Jalakandeswarar Temple History Location Architecture

Know The Complete Details About Jalakandeswarar Temple History Location Architecture, Location History Information About Jalakandeswarar Temple

Following a government order dated 18 June 2013, asking the Assistant Commissioner of Vellore to take over the temple and assume charge as the ‘Fit Person’ (Thakkar) of the temple, on Saturday, June 22, 2013, the Department of Hindu Religious and Charitable Endowments, Government of Tamil Nadu, took over the administration of the Jalakandeswarar Temple, which is located at the Vellore Fort.
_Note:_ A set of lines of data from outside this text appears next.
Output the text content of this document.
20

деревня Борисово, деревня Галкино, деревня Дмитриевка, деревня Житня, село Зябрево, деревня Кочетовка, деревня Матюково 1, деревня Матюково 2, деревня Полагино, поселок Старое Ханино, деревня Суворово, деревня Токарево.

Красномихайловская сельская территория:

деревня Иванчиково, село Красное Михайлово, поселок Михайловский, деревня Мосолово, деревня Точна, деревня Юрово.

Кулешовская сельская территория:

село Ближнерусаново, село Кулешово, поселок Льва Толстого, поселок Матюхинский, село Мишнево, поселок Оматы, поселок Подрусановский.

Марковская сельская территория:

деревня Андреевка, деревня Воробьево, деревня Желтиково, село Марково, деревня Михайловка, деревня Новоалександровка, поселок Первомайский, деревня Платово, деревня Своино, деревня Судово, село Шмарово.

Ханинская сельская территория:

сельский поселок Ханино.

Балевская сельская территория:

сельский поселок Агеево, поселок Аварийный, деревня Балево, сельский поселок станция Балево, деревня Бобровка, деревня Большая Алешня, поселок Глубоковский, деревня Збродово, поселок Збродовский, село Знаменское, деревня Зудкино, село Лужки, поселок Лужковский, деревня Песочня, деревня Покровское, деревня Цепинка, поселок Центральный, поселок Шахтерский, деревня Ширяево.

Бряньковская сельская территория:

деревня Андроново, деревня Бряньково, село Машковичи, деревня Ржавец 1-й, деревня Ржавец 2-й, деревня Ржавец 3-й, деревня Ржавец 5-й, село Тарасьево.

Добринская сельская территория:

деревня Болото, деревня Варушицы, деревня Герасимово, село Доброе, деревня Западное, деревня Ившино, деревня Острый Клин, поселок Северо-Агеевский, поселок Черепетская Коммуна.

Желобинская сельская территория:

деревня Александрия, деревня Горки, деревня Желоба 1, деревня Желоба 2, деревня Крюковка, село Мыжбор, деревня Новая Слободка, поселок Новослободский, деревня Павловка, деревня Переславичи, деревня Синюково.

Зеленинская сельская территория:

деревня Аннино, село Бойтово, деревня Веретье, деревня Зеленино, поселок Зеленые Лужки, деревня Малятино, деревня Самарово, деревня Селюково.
Prior to that time, the Sri Jalakanteswarar Dharma Sthabanam was a private trust that oversaw the temple’s administration.

By filing a petition with the Madras High Court, the private trust expressed its opposition to the takeover. However, after close to ten years of legal processes, the court finally decided in favor of the Government of Tamil Nadu. On the other hand, the Archaeological Survey of India owns and is responsible for the maintenance of the temple’s construction; the government is merely in charge of the temple’s administration.

Jalakandeswarar Temple History Location Architecture

According to the legend, Lord Siva visited the dreams of Chieftain Bomma Reddy and provided him with information regarding his whereabouts. In the anthill, they were able to retrieve the Idol. Because the anthill’s base was covered in water, the deity was given the name Jalakandeswarar. This temple can be found within the walls of the Vellore fort. Chieftains Bomma Reddy and Thimma Reddy of the Vijayanagara dynasty were responsible for the construction of the Vellore fort.

According to the inscriptions, the construction of the temple started in the year 1274 AD. It was later renovated in the 14th century during the reign of Sambuvarayars. The 16th century saw the construction of only a few additional buildings. The Sambuvarayars were responsible for the construction of the inner Prakaram of the temple as well as the inner fort during the 13th century. The current form of the temple was constructed during the reign of Vijayanagara King Sadasivadeva Maharaja between the years 1540 and 1572 AD.

The engineering marvel and the advanced state of the sculptures are both on display in the Kalyana Mantap, which is located to the left of the entrance to the Jalakandeswarar temple. The gopuram of the temple has seven levels and is adorned with intricate carvings. This temple is an excellent example of Dravidian architecture, and it features one of the stone pillars with the most intricate carvings. The construction of Raja Gopuram began in the year 1566 AD.

Architecture Of Jalakandeswar Temple

The Jalakanteshwara Temple is a wonderful example of the Vijayanagara style of architecture. The temple’s gopuram (tower), elaborately carved stone pillars, enormous wooden gates, and jaw-dropping monoliths and statues are just some of the impressive architectural details. These Vijayanagara sculptures are identical to the ones seen at Soundararajaperumal Temple, Thadikombu, Krishnapuram Venkatachalapathy temple, Srivilliputhur Divya Desam and Alagar Koyil.The Gopuram atop the tower stands at a height of more than 30 meters. In addition, the temple has a Mandapam, which is a hall that is held up by carved stone pillars depicting dragons, horses, and yalis (lion-like creatures)

Ways To Reach Jalakandeswar Temple

  • If you are traveling by plane, the closest airport is located in Tirupati, which is 128 kilometers away. The distance to the international airport in Chennai is 140 kilometers.
  • By Train, There is a train that runs directly between Chennai and Vellore. The temple is located 2 kilometers away from the station.
  • By Car, You may take a direct bus from Tirupati to Vellore, Chittoor to Vellore, or Chennai to Vellore. All of these routes originate in Chennai. The travel time from Tirupati or Chennai to this temple is around 2 hours and 30 minutes.

Speciality Jalakandeswarar Temple History Location Architecture

It is stated that when some individuals touch their hands on the earthen light that is located behind the statue of Nandi, the lamp will begin to spin. The turning is seen to be a sign that their requests have been carried out successfully. Some of the faithful who frequent the temple pray to the golden and silver lizard statues as well as the snake sculptures in the hopes of obtaining deliverance from the condition known as “sarpa dosham.”